Edward is a featured instructor at Best Ideas 2021.

We love finding two types of investments:

(1) A business which has a great product or service that is in the early days of market share gains. The company’s product/service is better than current industry norms and most customers have not discovered the company. There is usually a great management team, but the best businesses can do well with even average CEOs. In the ideal scenario, you do have a talented and highly incentivized executive team. The key is a great system, model, and advantage. Their product/service must address a major pain point and provide a superior customer experience.

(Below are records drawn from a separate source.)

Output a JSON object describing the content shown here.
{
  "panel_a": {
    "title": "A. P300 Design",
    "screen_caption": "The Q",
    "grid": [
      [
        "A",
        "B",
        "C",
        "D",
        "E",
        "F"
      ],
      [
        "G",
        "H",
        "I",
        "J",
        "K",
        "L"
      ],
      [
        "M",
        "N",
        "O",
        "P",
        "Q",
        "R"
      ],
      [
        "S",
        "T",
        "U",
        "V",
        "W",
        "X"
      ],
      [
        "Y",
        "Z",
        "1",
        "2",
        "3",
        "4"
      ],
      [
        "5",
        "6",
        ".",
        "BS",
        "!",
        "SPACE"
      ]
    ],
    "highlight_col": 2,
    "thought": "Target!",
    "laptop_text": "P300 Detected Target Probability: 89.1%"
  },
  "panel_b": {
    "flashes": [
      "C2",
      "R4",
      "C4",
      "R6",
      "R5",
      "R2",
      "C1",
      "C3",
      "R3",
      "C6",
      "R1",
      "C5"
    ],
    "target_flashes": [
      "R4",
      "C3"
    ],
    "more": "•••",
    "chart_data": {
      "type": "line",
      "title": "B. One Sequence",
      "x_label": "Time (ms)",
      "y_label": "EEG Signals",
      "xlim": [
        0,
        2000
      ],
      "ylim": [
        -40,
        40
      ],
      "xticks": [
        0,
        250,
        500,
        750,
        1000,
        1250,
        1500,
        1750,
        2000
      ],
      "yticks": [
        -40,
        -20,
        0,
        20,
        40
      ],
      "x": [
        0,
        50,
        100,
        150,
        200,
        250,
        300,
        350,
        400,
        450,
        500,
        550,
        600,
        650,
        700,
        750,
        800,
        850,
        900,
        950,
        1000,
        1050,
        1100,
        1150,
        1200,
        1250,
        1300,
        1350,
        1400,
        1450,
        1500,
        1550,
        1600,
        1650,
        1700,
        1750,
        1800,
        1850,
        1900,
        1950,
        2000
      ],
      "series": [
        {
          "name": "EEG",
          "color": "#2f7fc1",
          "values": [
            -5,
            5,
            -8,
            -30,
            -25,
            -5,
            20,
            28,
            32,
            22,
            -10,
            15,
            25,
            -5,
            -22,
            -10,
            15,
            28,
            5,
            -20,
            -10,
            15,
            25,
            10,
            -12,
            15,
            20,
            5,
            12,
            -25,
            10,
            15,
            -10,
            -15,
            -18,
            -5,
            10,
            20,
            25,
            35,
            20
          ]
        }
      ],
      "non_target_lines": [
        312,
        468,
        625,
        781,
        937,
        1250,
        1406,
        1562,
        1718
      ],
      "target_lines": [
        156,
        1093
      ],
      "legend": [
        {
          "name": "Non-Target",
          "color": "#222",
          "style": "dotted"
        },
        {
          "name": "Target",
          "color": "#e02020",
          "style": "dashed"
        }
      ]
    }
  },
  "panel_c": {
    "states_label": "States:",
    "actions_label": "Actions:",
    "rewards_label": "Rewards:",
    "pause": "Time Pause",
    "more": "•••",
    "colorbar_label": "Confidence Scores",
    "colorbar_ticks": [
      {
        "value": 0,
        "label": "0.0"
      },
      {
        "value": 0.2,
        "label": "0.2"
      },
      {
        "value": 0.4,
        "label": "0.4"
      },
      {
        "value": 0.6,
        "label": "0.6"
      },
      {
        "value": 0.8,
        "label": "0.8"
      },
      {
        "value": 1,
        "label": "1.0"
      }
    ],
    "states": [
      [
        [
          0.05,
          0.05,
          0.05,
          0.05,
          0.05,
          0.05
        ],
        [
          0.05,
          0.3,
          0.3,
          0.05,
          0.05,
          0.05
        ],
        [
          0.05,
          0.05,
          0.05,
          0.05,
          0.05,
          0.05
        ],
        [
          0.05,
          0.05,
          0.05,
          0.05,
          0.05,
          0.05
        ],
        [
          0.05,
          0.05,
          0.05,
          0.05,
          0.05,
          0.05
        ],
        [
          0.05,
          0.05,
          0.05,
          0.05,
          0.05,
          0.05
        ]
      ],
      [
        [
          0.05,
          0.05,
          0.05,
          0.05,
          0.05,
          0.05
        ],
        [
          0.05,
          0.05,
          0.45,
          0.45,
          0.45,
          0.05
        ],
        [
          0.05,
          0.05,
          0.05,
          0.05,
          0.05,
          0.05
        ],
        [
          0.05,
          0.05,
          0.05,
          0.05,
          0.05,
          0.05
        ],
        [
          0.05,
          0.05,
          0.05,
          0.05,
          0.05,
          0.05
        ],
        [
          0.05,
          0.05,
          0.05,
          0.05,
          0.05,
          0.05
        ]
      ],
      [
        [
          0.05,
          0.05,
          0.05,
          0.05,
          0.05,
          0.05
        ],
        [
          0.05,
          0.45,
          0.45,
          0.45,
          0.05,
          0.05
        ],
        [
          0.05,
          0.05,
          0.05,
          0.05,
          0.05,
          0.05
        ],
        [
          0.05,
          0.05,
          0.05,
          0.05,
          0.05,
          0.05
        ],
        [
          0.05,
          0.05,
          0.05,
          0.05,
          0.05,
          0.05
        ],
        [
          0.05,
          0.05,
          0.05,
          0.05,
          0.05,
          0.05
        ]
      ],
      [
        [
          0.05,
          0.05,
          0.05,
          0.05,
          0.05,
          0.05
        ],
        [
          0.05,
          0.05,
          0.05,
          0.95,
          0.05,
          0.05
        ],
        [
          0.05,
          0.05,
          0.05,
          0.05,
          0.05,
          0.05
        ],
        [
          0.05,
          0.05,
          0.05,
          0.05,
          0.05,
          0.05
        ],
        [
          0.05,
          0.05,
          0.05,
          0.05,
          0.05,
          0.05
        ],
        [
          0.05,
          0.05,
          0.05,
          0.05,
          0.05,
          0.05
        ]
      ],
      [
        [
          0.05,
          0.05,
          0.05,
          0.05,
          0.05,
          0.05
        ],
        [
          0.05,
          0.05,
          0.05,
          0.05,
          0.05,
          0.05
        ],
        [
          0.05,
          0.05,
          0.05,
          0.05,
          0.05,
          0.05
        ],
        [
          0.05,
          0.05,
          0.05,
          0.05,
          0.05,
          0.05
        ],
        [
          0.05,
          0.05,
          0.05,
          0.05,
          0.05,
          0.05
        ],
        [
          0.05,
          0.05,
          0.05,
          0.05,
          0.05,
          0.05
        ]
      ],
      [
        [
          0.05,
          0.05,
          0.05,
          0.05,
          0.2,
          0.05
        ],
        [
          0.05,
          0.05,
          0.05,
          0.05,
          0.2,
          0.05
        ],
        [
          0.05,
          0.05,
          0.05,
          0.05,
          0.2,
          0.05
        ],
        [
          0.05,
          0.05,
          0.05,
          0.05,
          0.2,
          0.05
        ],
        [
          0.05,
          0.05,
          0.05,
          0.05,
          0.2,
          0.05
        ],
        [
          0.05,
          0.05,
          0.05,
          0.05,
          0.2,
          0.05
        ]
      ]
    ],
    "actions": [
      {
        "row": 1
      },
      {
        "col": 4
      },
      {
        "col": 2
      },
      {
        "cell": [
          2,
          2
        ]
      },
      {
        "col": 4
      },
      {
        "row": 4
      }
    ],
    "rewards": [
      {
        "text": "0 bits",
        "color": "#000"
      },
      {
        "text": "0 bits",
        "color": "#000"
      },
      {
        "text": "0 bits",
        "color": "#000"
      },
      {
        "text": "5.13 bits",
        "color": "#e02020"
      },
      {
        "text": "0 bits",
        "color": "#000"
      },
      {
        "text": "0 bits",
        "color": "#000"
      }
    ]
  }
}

(2) A company that is building or has recently built a new product. Good management teams maximize efficiencies, but great CEOs build new product cycles. They have a vision that will transform an industry and the ability to execute.

While many companies in the second group come from the start-up universe, they also come from incumbents with an established competitive position that management then builds on top of. In the mid-2010s, while covering restaurants at UBS, I witnessed Panera and McDonald’s roll out digital initiatives to their franchised systems. They were early adopters of mobile ordering and tablet/kiosks that transformed their customer experience. These initiatives took significant investments in technology and restaurant re-designs, but ultimately helped reduce wait times and increase convenience. The changes were popular with customers and drove improved financial performance. As a result, investors in these two stocks reaped a considerable financial return.

With the second group of opportunities, the key is finding a management team that thinks like a founder. They are making strategic changes and building a new product cycle that solves a significant pain point in their industry. As this new product is developed and improved, the company hits an inflection point when customers embrace the new product/service.